Aslında Sovyet devriminden sonra Kürtler arasında da ulusal bilinç ve uluslaşma süreci yavaş da olsa yayılmaya başlamıştı. Kürdistan’ın ayrı devletler arasında suni sınırlarla bölünmesi, ayrı resmi dil ve ayrı alfabelere dayanan yazı sistemiyle Kürtlerin birbiriyle haberleşme ve ilişkilerine büyük bir darbe vurulmuştu. Özellikle de Kürdistan’ı aralarında bölüştüren İran, Türkiye, Irak ve Suriye devletlerinin Sovyet yanlısı komünist partileri içinde bir de Kürt düşmanlığı kendi gerici egemen güçlerinden yanaydı. Bu politika özellikle TKP (Türkiye Komünist Partisi) ve TUDEH’in (İran Komünist Partisi) Sovyetlerdeki rolleriyle Kürtleri dünya sosyalist sisteminde uzaklaştırmaktaydılar.
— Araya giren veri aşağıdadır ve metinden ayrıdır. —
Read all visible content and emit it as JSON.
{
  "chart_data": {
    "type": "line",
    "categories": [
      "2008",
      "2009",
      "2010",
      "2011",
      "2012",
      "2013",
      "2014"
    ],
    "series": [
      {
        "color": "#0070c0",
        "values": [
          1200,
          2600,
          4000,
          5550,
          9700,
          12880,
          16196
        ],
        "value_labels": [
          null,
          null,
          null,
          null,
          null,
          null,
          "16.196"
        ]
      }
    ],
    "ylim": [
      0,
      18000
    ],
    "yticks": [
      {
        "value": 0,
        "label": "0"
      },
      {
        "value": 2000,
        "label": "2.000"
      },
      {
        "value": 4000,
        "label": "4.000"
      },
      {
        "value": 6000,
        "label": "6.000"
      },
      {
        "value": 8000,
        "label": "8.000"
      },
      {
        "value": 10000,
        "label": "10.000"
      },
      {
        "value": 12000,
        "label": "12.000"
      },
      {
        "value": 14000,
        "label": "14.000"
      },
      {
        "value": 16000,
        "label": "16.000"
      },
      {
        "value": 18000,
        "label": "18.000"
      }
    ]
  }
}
Bu şovenist ve yer yer de faşizme kaçan davranışlarının etkisiyle bazı Kürt sol örgütleri de etkilenerek zehirlenmişlerdi. Kürt sol parti ve örgütlerinin yaptıkları kültürel etkinliklerde bugün Ulusal Kahraman gözüyle bakılan rahmetli Molla Mustafa Barzani’nin adının dahi anılmasının yasak edildiği yıllardı. O zamanki Kürt solu liderleri Kürdistan Federe Devleti oluşunca hiçbir özeleştiri yapmadan Güney Kürdistan’a koşarak bürolarını açtılar! Eski ve yeni hatalarıyla herkes kendi işinin başındır! Böylesi oluşumlarla kurtuluşu beklemek elbet zorlaşır. Rahmetli Osman Sebri’ye bu konu 1980’li yıllarda açıldığında:“Evladım! Başkalarına hizmet eden örgütlerden kendi halkına bir hayır gelmez!“ diyerek olayı yorumlamıştı! Türkiye ve İran’a sırtını dayayıp bir Kürt referandumuna bile tahammülü olmayan sosyalist Kürt’ten ya da gerici dinci Kürt’ten başka ne beklenebilir?.. Filistin halkı için 68 kuşağında Kürt ve Türk devrimcileri Filistin’de az mı savaştılar?!. Günümüzde ise Filistin Devlet Başkanı, Mahmud Abbas:“Ben bir Kürt Devleti’nin kurulmasına karşıyım!“ diyerek bölgedeki gerici hükümetlerin kuyrukçuluğunu yaparken, aynı düzeyde bir Kürt partisinden de böylesi bir politikanın yapılmasını beklemek elbet çağımızdaki ulusal düşünceli bir Kürt için hayal kırıcıdır! Kürt örgütleri, Ulusal Sorun gündeme gelince yekvücut bir yumruk gibi olmalılar. Kürt Ulusal Sorunu, Kürt parti ve örgütlerinin çıkarlarının üstündedir. Bu, partilerin küçük çıkarları için heba edilmemelidir!..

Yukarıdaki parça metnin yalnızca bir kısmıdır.